Washington, March 9 : Researchers from Purdue University in US have defined a new biochemical pathway in plants which could mean better biofuel sources in the future.
According to researchers, the newly defined signaling pathway may provide the scientific tools to design plants that will yield larger quantities of alternative transportation fuels than currently can be produced.
"The pathway moves materials that determine cell shape and size through a system of signaling proteins," said Dan Szymanski, a plant geneticist and cellular biologist.
By learning more about the growth and development process, it may be possible to engineer plants with improved properties such as cell walls that are more massive or are more easily fermented in the biofuel process.
"We expect that cell wall material will be a major source of biomass from plants designated for biofuel production," said Szymanski. "We need to learn more about how plant cells control the quality and amount of cell wall material," he added.
Szymanski and his research team investigated plant growth and cell wall development from several scientific approaches in determining the cascade of events that leads to changes in the cell wall.
They discovered that a protein called "SPIKE1" directs the protein-signaling pathway. They hypothesize that SPIKE1 may both generate and organize protein complex signaling.
Szymanski and his colleagues were able to demonstrate that one of SPIKE1's functions is to control production of actin filament, which defines localized cell regions for delivery and recycling of growth materials.
"Plant cells grow by expansion, which is cell wall synthesis coupled with an increase in cell size," said Szymanski.
"The key questions we need to answer in trying to create plants more valuable for biofuel production center on understanding how plants integrate metabolism, cell growth and biomass production," he added.
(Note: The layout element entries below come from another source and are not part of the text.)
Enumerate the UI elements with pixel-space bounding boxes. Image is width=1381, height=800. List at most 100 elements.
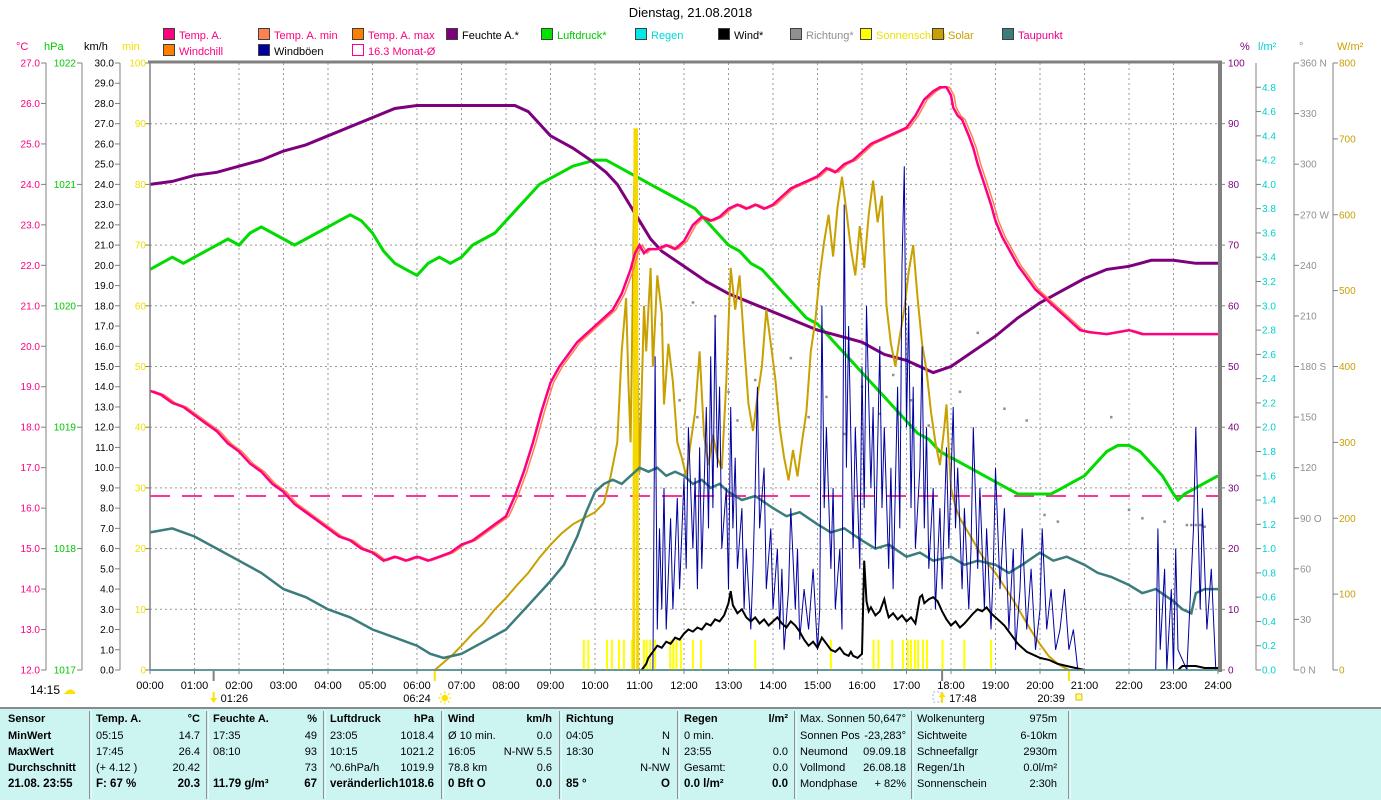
table-cell-label: Wind <box>448 713 475 725</box>
svg-text:1022: 1022 <box>54 59 77 70</box>
svg-text:60: 60 <box>135 301 147 312</box>
hpa-axis: 1022 1021 1020 1019 1018 1017 <box>54 59 83 677</box>
grid <box>150 63 1218 670</box>
table-cell-label: 11.79 g/m³ <box>213 778 269 790</box>
svg-text:°: ° <box>1299 41 1303 53</box>
svg-text:15.0: 15.0 <box>95 362 115 373</box>
sunmin-axis: 1009080706050403020100 <box>129 59 150 677</box>
table-cell-label: 17:45 <box>96 746 124 758</box>
svg-text:30.0: 30.0 <box>95 59 115 70</box>
svg-text:6.0: 6.0 <box>100 544 114 555</box>
svg-text:17.0: 17.0 <box>21 463 41 474</box>
table-cell-label: Sonnen Pos <box>800 730 860 742</box>
svg-text:0 N: 0 N <box>1300 666 1316 677</box>
svg-text:22.0: 22.0 <box>21 261 41 272</box>
svg-text:800: 800 <box>1339 59 1356 70</box>
svg-text:4.8: 4.8 <box>1262 83 1276 94</box>
svg-text:3.0: 3.0 <box>100 605 114 616</box>
svg-text:21.0: 21.0 <box>21 301 41 312</box>
svg-text:80: 80 <box>135 180 147 191</box>
svg-text:min: min <box>122 41 140 53</box>
svg-text:20: 20 <box>1228 544 1240 555</box>
svg-text:29.0: 29.0 <box>95 79 115 90</box>
svg-text:15.0: 15.0 <box>21 544 41 555</box>
wm2-axis: 800 700 600 500 400 300 200 100 0 <box>1332 59 1356 677</box>
table-cell-label: 08:10 <box>213 746 241 758</box>
table-cell-value: 0.0 <box>772 778 788 790</box>
svg-text:16.0: 16.0 <box>21 504 41 515</box>
table-col-richtung: Richtung 04:05 N 18:30 N N-NW 85 ° O <box>566 709 670 800</box>
svg-text:14:00: 14:00 <box>759 680 787 692</box>
table-separator <box>1068 711 1069 799</box>
svg-text:70: 70 <box>1228 241 1240 252</box>
svg-text:00:00: 00:00 <box>136 680 164 692</box>
svg-text:21:00: 21:00 <box>1071 680 1099 692</box>
table-cell-label: Ø 10 min. <box>448 730 496 742</box>
svg-text:0.6: 0.6 <box>1262 593 1276 604</box>
svg-text:80: 80 <box>1228 180 1240 191</box>
svg-text:70: 70 <box>135 241 147 252</box>
svg-text:23.0: 23.0 <box>95 200 115 211</box>
table-cell-value: + 82% <box>874 778 907 790</box>
table-cell-label: (+ 4.12 ) <box>96 762 138 774</box>
table-cell-value: 14.7 <box>178 730 200 742</box>
table-col-regen: Regen l/m² 0 min. 23:55 0.0 Gesamt: 0.0 0.0 l/m… <box>684 709 788 800</box>
svg-text:60: 60 <box>1228 301 1240 312</box>
svg-text:700: 700 <box>1339 134 1356 145</box>
svg-text:26.0: 26.0 <box>21 99 41 110</box>
table-cell-label: 23:55 <box>684 746 712 758</box>
svg-text:l/m²: l/m² <box>1258 41 1277 53</box>
svg-text:07:00: 07:00 <box>448 680 476 692</box>
svg-text:4.4: 4.4 <box>1262 131 1276 142</box>
svg-text:400: 400 <box>1339 362 1356 373</box>
svg-text:300: 300 <box>1339 438 1356 449</box>
table-cell-label: Temp. A. <box>96 713 142 725</box>
svg-text:19.0: 19.0 <box>95 281 115 292</box>
table-row-label: MaxWert <box>8 746 54 758</box>
svg-text:1020: 1020 <box>54 301 77 312</box>
svg-text:01:26: 01:26 <box>221 693 249 705</box>
table-cell-label: 04:05 <box>566 730 594 742</box>
table-cell-label: Vollmond <box>800 762 846 774</box>
table-separator <box>89 711 90 799</box>
svg-text:%: % <box>1240 41 1250 53</box>
svg-text:10.0: 10.0 <box>95 463 115 474</box>
svg-text:0.0: 0.0 <box>1262 666 1276 677</box>
table-cell-label: 17:35 <box>213 730 241 742</box>
table-cell-value: 1021.2 <box>400 746 434 758</box>
svg-text:210: 210 <box>1300 311 1317 322</box>
table-cell-value: °C <box>187 713 200 725</box>
svg-text:4.6: 4.6 <box>1262 107 1276 118</box>
table-cell-label: Schneefallgr <box>917 746 979 758</box>
svg-text:1.0: 1.0 <box>1262 544 1276 555</box>
svg-text:17:00: 17:00 <box>893 680 921 692</box>
svg-text:150: 150 <box>1300 413 1317 424</box>
svg-text:23:00: 23:00 <box>1160 680 1188 692</box>
svg-text:2.0: 2.0 <box>1262 423 1276 434</box>
svg-text:2.2: 2.2 <box>1262 398 1276 409</box>
svg-text:9.0: 9.0 <box>100 483 114 494</box>
table-cell-value: N-NW 5.5 <box>503 746 552 758</box>
svg-text:13:00: 13:00 <box>715 680 743 692</box>
svg-text:2.8: 2.8 <box>1262 326 1276 337</box>
time-axis: 00:00 01:00 02:00 03:00 04:00 05:00 06:00 07:00… <box>136 670 1232 692</box>
table-cell-label: 05:15 <box>96 730 124 742</box>
svg-text:11:00: 11:00 <box>626 680 653 692</box>
table-cell-value: 0.0 <box>536 778 552 790</box>
table-cell-label: 0.0 l/m² <box>684 778 724 790</box>
table-cell-label: ^0.6hPa/h <box>330 762 380 774</box>
svg-text:05:00: 05:00 <box>359 680 387 692</box>
table-cell-value: N <box>662 730 670 742</box>
svg-text:20:39: 20:39 <box>1037 693 1065 705</box>
svg-text:06:00: 06:00 <box>403 680 431 692</box>
svg-text:30: 30 <box>1300 615 1312 626</box>
svg-text:180 S: 180 S <box>1300 362 1326 373</box>
table-row-label: 21.08. 23:55 <box>8 778 73 790</box>
svg-text:2.4: 2.4 <box>1262 374 1276 385</box>
table-cell-label: Regen/1h <box>917 762 965 774</box>
table-cell-value: 20.3 <box>177 778 200 790</box>
svg-text:27.0: 27.0 <box>95 119 115 130</box>
table-cell-value: 0.0 <box>772 762 788 774</box>
svg-text:4.0: 4.0 <box>100 585 114 596</box>
axis-units: °C hPa km/h min% l/m² ° W/m² <box>16 41 1364 53</box>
They also need to discover what activates SPIKE1. When the researchers understand enough about the processes involved in plant cell growth and development, then they may be able to design plants that are bigger with more cell wall that can be processed into biofuel.
"Learning more about SPIKE1 likely will help us gain a better understanding of the mechanics and regulation involved with the pathways that control cell architecture and development in plants, and also may be relevant to animal and human growth and development," said Szymanski.